Utilisations d’une nouvelle étude pharmaceutique INSTI pour atteindre les personnes non diagnostiquées à Regina

3 avril 2019

Susanne Nicolay (à droite) et sa collègue Vicky Schultz.

Une nouvelle initiative de dépistage excitante en Saskatchewan a fait la une le mois dernier, alors que les médias locaux ont rapporté que la clientèle de la Queen City Wellness Pharmacy dans la ville de Regina pourrait accéder à un dépistage rapide du VIH d’une minute dans le cadre d’une nouvelle étude. Nous avons parlé à l’une des forces motrices derrière le projet, Susanne Nicolay, coordonnatrice de clinique et de projet chez Wellness Wheel, pour en savoir plus. Wellness Wheel est un organisme de soins de santé à but non lucratif qui cherche à accroître l’accès aux soins pour les maladies chroniques, y compris le VIH, en Saskatchewan.

« Ce plan est vraiment né du fait que la Saskatchewan est le leader national des taux de séropositivité. Nous avons aussi les taux les plus élevés de VHC [hépatite C] et de co-infection. Nous continuons de voir des personnes diagnostiquées avec le VIH. Le dépistage est régulièrement offert ici, mais malgré tout, beaucoup de gens ne se voient pas réellement offrir le test, et il n’y a pas non plus un accès facile au dépistage du VIH pour tout le monde », a expliqué Susanne.

Le dépistage au point de soins pour le VIH a commencé en Saskatchewan en 2010. Regina a été la première zone utilisée INSTI Avec la méthode du piqûre au doigt pour prélever des échantillons de sang. Elle était et est toujours principalement offerte par des cliniques de santé publique à travers la province. Susanne a déclaré : « Comme dans plusieurs communautés, il y a des gens à Regina qui luttent contre la toxicomanie, y compris la consommation de drogues injectables.  Les pharmaciens sont bien placés pour interagir avec une variété de personnes et sont compétents en counseling. Une pharmacie communautaire s’inquiétait que certaines personnes n’aient pas accès aux tests pour le VIH et/ou l’hépatite C. En discutant davantage pour trouver une solution, nous avons réalisé que ces pharmaciens pouvaient former un lien vital entre le diagnostic et les soins grâce au dépistage rapide du VIH, surtout qu’ils ont un contact si régulier avec la communauté. »

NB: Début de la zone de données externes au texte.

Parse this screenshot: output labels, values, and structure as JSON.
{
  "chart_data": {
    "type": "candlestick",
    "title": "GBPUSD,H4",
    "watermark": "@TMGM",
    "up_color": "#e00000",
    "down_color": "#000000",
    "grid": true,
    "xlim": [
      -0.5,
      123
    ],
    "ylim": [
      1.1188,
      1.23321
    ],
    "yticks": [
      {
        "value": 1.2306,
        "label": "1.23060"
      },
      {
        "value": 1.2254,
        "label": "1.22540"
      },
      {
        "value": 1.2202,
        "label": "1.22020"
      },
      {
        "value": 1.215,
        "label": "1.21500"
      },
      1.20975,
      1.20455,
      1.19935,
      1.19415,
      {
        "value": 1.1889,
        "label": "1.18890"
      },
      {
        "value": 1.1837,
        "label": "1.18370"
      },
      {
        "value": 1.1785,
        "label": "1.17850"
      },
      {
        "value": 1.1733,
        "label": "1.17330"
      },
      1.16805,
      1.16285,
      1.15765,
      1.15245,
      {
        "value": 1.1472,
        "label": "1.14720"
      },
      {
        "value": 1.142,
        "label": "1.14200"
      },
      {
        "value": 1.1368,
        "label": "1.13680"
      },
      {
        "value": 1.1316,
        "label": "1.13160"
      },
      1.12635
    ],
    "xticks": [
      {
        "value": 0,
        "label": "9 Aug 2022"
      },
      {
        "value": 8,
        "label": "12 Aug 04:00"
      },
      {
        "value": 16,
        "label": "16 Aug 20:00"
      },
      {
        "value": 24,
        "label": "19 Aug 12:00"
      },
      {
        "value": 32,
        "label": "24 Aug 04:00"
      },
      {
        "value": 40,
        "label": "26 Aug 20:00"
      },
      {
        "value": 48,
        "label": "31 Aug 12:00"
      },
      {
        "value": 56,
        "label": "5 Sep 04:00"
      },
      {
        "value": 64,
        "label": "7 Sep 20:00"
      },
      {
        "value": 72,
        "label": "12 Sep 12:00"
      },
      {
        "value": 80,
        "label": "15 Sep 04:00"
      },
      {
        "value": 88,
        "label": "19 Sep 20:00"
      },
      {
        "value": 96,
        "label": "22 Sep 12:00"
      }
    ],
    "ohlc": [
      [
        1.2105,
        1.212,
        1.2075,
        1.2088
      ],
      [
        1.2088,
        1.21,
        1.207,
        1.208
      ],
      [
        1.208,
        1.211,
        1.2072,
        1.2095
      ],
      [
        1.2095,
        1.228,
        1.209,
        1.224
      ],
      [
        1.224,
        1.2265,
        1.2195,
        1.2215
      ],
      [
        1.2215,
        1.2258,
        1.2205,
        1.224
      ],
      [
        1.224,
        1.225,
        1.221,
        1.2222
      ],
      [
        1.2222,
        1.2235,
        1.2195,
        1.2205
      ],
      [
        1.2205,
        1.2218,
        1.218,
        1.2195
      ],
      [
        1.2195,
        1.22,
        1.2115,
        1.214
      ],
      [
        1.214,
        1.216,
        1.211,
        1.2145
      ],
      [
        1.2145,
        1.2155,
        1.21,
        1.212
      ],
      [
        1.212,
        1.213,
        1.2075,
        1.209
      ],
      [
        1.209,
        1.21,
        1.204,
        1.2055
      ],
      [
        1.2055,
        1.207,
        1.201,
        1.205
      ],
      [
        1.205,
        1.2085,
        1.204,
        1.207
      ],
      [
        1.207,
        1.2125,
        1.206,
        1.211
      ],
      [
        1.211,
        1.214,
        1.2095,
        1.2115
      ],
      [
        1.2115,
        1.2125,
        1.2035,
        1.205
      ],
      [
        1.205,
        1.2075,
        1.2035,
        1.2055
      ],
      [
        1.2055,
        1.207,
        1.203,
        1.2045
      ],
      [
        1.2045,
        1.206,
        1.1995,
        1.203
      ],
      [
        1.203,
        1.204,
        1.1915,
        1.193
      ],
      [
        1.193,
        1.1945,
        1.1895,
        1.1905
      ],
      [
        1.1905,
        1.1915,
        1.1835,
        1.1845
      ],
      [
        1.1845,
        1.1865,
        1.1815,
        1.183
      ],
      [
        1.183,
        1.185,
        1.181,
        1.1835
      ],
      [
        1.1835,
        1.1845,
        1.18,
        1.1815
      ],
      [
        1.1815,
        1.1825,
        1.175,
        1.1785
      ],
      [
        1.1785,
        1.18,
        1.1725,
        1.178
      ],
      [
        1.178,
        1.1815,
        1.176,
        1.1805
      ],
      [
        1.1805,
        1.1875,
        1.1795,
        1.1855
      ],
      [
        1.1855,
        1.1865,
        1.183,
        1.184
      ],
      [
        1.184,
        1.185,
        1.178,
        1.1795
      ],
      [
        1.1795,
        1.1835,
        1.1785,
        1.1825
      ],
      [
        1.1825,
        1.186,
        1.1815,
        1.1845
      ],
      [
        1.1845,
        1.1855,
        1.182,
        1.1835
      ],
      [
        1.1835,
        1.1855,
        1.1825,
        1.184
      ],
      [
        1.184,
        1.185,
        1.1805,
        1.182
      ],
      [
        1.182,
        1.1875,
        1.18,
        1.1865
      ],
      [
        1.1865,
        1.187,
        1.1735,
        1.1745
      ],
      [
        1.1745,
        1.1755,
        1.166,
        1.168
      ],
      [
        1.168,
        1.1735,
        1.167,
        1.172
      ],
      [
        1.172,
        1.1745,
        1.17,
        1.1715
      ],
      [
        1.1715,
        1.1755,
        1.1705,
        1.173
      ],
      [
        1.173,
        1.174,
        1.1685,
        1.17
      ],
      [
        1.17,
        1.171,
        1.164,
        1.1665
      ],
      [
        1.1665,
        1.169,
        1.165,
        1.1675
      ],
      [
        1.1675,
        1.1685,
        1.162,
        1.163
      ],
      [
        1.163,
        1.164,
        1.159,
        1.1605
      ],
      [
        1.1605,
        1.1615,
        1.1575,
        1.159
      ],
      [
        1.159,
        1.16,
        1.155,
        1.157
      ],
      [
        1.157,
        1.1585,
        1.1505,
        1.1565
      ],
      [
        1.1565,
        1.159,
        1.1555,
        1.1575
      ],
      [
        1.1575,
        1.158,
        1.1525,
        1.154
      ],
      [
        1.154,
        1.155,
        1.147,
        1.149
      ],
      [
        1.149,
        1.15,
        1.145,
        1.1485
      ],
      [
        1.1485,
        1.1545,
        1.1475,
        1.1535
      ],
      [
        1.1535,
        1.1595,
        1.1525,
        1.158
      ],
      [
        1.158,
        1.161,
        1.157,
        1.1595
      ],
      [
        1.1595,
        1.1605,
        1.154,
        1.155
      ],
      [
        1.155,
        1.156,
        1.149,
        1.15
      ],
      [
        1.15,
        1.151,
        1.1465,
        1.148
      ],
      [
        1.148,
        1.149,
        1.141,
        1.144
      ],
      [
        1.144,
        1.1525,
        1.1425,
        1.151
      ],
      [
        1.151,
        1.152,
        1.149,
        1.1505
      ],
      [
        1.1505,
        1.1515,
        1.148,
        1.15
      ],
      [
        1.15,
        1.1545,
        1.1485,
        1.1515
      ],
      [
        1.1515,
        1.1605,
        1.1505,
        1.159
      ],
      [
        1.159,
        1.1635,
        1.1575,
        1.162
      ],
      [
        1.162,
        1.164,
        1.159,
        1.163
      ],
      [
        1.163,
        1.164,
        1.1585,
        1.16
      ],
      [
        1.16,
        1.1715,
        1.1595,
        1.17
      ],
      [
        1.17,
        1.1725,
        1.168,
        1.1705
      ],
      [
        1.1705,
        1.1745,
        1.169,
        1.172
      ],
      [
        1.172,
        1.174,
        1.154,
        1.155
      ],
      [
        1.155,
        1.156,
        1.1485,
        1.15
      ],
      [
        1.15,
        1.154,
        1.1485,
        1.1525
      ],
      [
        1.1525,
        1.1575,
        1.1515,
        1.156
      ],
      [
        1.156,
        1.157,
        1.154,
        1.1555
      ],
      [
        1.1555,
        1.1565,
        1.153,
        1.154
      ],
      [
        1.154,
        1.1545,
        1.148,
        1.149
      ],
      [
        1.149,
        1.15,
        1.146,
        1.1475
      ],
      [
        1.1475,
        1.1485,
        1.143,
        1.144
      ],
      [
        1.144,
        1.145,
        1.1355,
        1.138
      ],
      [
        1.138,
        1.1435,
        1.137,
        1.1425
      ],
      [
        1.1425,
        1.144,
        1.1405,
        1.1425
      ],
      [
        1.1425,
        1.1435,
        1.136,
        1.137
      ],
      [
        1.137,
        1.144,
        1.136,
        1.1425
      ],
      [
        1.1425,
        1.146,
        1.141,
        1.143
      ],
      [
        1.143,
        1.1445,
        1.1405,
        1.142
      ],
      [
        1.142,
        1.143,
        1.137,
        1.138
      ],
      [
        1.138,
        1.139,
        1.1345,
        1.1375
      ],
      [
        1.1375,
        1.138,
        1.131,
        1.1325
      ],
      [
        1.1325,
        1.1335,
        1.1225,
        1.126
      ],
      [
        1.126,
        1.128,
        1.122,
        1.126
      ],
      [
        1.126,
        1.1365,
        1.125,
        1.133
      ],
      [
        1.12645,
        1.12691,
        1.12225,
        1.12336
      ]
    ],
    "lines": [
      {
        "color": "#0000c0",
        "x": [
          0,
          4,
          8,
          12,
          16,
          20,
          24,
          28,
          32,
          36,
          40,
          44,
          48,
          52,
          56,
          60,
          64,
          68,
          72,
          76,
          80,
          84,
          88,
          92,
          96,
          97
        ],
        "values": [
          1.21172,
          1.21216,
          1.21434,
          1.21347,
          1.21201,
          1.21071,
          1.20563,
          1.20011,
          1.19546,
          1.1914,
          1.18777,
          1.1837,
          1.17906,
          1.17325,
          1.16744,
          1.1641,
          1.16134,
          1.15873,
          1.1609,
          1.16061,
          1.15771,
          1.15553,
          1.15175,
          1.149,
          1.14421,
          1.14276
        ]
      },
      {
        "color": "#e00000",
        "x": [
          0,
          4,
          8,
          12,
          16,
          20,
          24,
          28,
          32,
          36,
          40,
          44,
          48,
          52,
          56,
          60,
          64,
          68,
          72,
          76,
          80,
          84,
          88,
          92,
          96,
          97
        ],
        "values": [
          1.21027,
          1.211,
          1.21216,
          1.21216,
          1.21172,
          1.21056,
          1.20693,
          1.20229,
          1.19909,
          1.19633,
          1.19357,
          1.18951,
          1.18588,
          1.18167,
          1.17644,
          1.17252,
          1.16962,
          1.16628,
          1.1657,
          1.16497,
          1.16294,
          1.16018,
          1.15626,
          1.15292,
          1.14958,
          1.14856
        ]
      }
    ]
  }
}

Après avoir obtenu une subvention pour soutenir l’initiative, Susanne et son équipe ont travaillé fort pour mettre le projet en place, s’assurant qu’il respecterait les normes de soins et de sécurité, y compris l’obtention de l’approbation locale de l’éthique. Soutenue par Susanne et une autre infirmière, la pharmacie offre maintenant régulièrement l’option d’avoir un INSTI tester à chacun de leurs clients, peu importe les risques identifiés ou perçus. Tous les clients réguliers qui accèdent à la pharmacie se voient offrir un test de dépistage du VIH. Pour ceux qui conviennent au test, un espace privé est disponible pour le counseling confidentiel et l’information sur le VIH et le processus de dépistage, suivi du test, qui fournit des résultats instantanés. Tout résultat de test réactif au point de soins mènera à un lien entre la personne et un test de confirmation. Dans le cas où il est confirmé qu’il est séropositif, il est mis en contact avec des soins et du counseling supplémentaires. Ceux qui testent comme non réactifs (négatifs) peuvent recevoir des informations sur la prévention du VIH. Susanne dit : « Jusqu’à présent, nous avons testé des personnes présentant différents niveaux de risque. Certaines personnes n’étaient peut-être pas au courant auparavant des facteurs de risque possibles, alors les pharmaciens ont eu l’occasion d’ouvrir la conversation non seulement sur le VIH, mais aussi sur une gamme d’autres enjeux, dont l’hépatite C et la réduction des risques. Dans certains cas, la conversation s’est étendue à des discussions sur la PrEP et d’autres méthodes de prévention », ajoute-t-elle. « Dans l’ensemble, tout se passe très bien et les commentaires des pharmaciens et de leurs clients ont été très bons. C’est une petite pharmacie et le personnel est vraiment engagé dans leur communauté. »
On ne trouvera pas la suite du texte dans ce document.